A loaf is broken and other loaves distributed with the words:

Jesus said, “I am the bread of life. The bread that I shall give is myself for the life of the world”.

A cup of wine is poured and distributed to the other table with the words:

Jesus said, “I am the vine, you are the branches. Those who abide in me and I in them bear much fruit, because apart from me you can do nothing.”

So share these symbols with one another, be part of the story of God’s sheltering love, as we hold space for everyone at the table. 

Each group shares the bread and wine together – as they wish.

SHARING OF THE PEACE (after communion)

Jesus said: ‘Peace I leave with you; my peace I give to you. Do not let your hearts be troubled, neither let them be afraid.’

So may the peace of the Lord be with you.
And also with you.

Going in peace

NOTICES AND OFFERTORY 
Sheltering God,
as we offer these gifts to Your glory
and in celebration of Your embracing love – 
may You take also the gifts of our awareness,
our compassion,
and our desire to be more and more like You 
and build us into a sanctuary,
a safe-haven,
in which You are honoured
and life is shared and given
and all are kept safe from harm.
Amen.

CLOSING HYMN: Sizohamba naye


Easter 5 letter

To my fellow pilgrims on the path of resurrection life 

Last Saturday, mom and I spent a lovely afternoon at Tambea Kitchen and Garden learning a little more about gardening in Australia – and, more specifically, in Wagga’s difficult climate. (I won’t go into detail about the caramelised pear and ginger cake that we also enjoyed over afternoon tea but it definitely deserves a mention).  One idea that the presenter kept coming back to, however, was the importance of thinking about your entrance – whether you live on a farm, in a cottage, in the suburbs, and even in a flat. Your entrance not only makes a first and lasting impression, but it also tells people something about who you are and lets them know where you want them to go and what door you would like them to enter in by. 

Alongside Janice’s joy-filled induction service and the celebration of Mother’s Day (which becomes a little more awkward each year for many preachers due to our deepening awareness of who might feel left out or even be hurt by their memories), the myriad pictures of bold and creative entrances that we were shown has had me thinking a lot about how we extend God’s welcome to our community: 

~ what do our entrances say about us?
~ how do people know where to go?
~ does our welcome encourage them to enter through the door of our church and the Door of Life?

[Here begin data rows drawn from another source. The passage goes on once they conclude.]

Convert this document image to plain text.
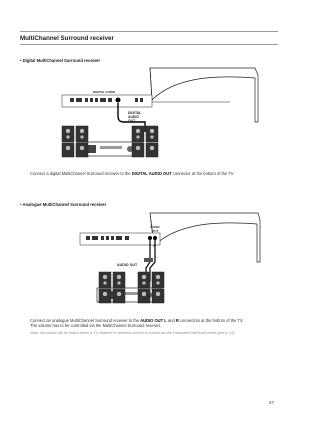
MultiChannel Surround receiver
• Digital MultiChannel Surround receiver
DIGITAL AUDIO
DIGITAL
AUDIO
OUT
Connect a digital MultiChannel Surround receiver to the DIGITAL AUDIO OUT connector at the bottom of the TV.
• Analogue MultiChannel Surround receiver
AUDIO
OUT
AUDIO OUT
Connect an analogue MultiChannel Surround receiver to the AUDIO OUT L and R connectors at the bottom of the TV.
The volume has to be controlled via the MultiChannel Surround receiver.
Note: No sound will be heard when a TV channel or external source is locked via the Features/Child lock menu (see p. 11).
27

As we continue to journey with the book of Acts and the stories of the church coming to life in this season of Eastertide, we encounter the apostle Peter freshly returned from Joppa where many had come to profess faith in the resurrected Christ. His greeting by the believers in Jerusalem is not quite what we might expect:

“The apostles and the believers throughout Judea heard that the Gentiles also had received the word of God. So when Peter went up to Jerusalem, the circumcised believers criticized him and said, ‘You went into the house of uncircumcised men and ate with them.’”  Acts 11:1-2

And so Peter explains: 

~ his vision of God making what he considered impure clean,
~ the timely invitation to Caesarea,
~ and how he witnessed the gift of God’s Spirit to the Gentiles.

THEN the disciples rejoice at how God is opening up the way, expanding the kingdom to include those that they had not judged worthy! 

As Revelation 21:1-6 reminds us today: God is moving into the neighbourhood. Heaven, in Christ, is coming to earth. And the Church exists as a sign of this Truth.

As God makes God’s dwelling place with all people, I wonder how we can offer a cheerful entrance and a warm welcome rather than the unspoken 

“This venue reserves the right
to refuse admission to any person”

which shows on so many faces when the unexpected and “unwanted” show up. 

This week, may we be particularly aware of the opportunities to extend God’s welcome to friend and neighbour and stranger.